# What's the market equilibrium price for the used good?

On a perfectly competitive market, a buyer wants to buy a used good. He is willing to pay $$30$$ for a badly used good, and $$60$$ for a nicely used good.

The seller is willing to sell a badly used good for a minimum of $$30$$, and a nicely used good for a minimum of $$50$$.

The buyer can't distinguish which goods are badly/nicely used, but he knows that $$40\%$$ of the goods are badly used, and $$60\%$$ are nicely used. What is the market equilibrium for a used good, and is it an efficient outcome?

When talking about equilibrium, I try to use $$supply = demand$$. But this doesn't apply to this question If I were to calculate the expected value, I would get;

$$EV[buyer]=0.4*30+0.6*60=48$$ $$EV[seller]=0.4*30+0.6*50=42$$

But $$EV[buyer]$$ can't be put equal to $$EV[seller]$$, so I don't know how to go about it.

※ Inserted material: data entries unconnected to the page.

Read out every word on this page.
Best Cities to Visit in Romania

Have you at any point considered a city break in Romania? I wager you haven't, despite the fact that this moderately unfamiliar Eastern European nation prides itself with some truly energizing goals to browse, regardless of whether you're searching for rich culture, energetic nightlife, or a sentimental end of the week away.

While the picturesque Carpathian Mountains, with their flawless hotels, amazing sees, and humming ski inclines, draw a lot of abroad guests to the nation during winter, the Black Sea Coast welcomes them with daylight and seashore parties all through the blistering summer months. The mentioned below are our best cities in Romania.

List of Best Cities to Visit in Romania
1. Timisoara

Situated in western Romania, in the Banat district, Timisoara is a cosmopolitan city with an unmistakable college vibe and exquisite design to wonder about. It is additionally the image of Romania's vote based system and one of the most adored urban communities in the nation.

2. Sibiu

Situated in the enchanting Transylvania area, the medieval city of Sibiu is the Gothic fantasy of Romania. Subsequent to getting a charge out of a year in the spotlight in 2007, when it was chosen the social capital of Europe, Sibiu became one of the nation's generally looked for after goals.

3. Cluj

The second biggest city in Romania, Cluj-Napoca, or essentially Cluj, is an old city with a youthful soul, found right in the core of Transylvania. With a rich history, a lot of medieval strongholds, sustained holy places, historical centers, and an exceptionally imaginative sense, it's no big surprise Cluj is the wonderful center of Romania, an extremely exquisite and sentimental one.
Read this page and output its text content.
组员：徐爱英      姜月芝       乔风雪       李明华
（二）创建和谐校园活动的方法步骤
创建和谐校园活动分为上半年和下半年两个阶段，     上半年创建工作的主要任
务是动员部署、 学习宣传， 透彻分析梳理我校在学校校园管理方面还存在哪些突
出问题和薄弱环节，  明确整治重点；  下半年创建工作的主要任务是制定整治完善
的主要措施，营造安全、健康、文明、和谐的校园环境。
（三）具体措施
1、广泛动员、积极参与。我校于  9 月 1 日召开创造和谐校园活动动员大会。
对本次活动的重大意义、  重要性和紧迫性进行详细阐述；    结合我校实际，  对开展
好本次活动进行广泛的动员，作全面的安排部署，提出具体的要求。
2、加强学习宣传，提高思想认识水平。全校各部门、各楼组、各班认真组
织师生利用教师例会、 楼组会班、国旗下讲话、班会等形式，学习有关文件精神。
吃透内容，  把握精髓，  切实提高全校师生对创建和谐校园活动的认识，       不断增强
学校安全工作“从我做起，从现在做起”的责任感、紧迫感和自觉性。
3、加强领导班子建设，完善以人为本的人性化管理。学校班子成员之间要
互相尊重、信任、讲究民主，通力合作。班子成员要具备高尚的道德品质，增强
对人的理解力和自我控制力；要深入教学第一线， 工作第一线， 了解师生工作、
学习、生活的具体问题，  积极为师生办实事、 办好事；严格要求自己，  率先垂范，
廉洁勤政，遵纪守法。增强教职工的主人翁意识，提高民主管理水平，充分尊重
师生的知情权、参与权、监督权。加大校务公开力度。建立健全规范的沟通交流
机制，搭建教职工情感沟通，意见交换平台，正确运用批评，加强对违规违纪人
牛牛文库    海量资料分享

• Ok, so maybe I should just pick $\frac{48+42}{2}=45$ as the equilibrium, but what about the question "Is this an efficient outcome?" How do I answer that question, I don't even know their utility functions so I can't know how "happy" they are with the deals they made. Maybe it's not an efficient outcome, because the buyer paid 45 but could only get a badly used good? Since the nicely used good cost 50. Feb 20 '19 at 12:15
You have shown that a buyer will not buy for more than $$\48$$ assuming that all sellers are in the market. How will good sellers react to this price? How will bad sellers react to this price? Who is left in the market after deciding whether they are willing to sell? How does the buyer update their expectations given this knowledge and what is their new expected value?